Mateo has grown. He thinks back bemusedly on his high-school persona, M-Dreem, just over a year ago, so fly in his high-tops and massive T-shirts, the little prince of Art and Design High School. Well, he’s moved on. At Pratt, there are these slightly older kids — the steampunk kids, they’re called — who wear only vintage lace-up boots, tight trousers, vests, old watches on chains, and black hats or slouchy old newsboy hats, and Mateo has become sort of enamored of them, hanging out with them — and they, all being from way upstate or New Jersey, love him because he is “New York” and “real” to them.

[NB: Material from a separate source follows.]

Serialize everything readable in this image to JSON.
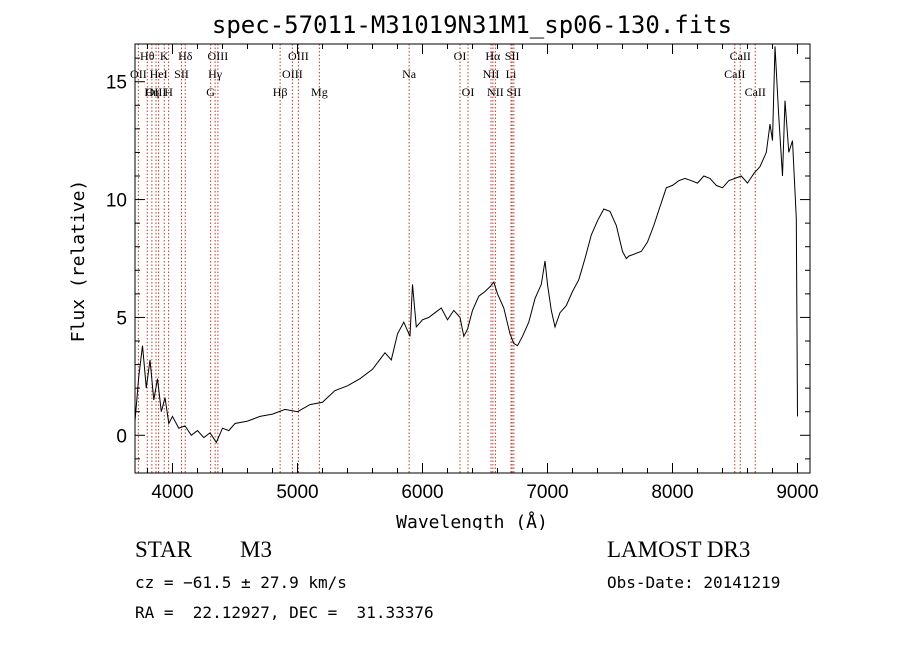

He affects some of their look, spending a lot of time when he’s not on campus cruising around thrift stores in the East Village, where he still lives with Millimom and Jared-dad, buying anything black or old looking. The big ’fro now goes in pigtails underneath a bowler, for example, and the fat red-and-black Airs perhaps with knee stockings and twill breeches. He likes the look — he’s mixing genres, listening to less Outkast and more old Josephine Baker and early Cure. And his art: What the F was he thinking back in high school with that glorified notebook doodling? He laughs at it now. As soon as he started seeing more work, hitting the New Museum and the Chelsea and Lower East Side galleries, he changed up his game, became much more minimal, abstract. For the final project of his foundation drawing class, he was taking details from these old Josephine Baker photos — one eye, her feet, her breasts — and drawing them into planes of endlessly repeating water drops, food blobs, or strange, jellylike swirls. He inwardly cringes when he remembers that spider thing he did for his final high-school project. What had he been thinking?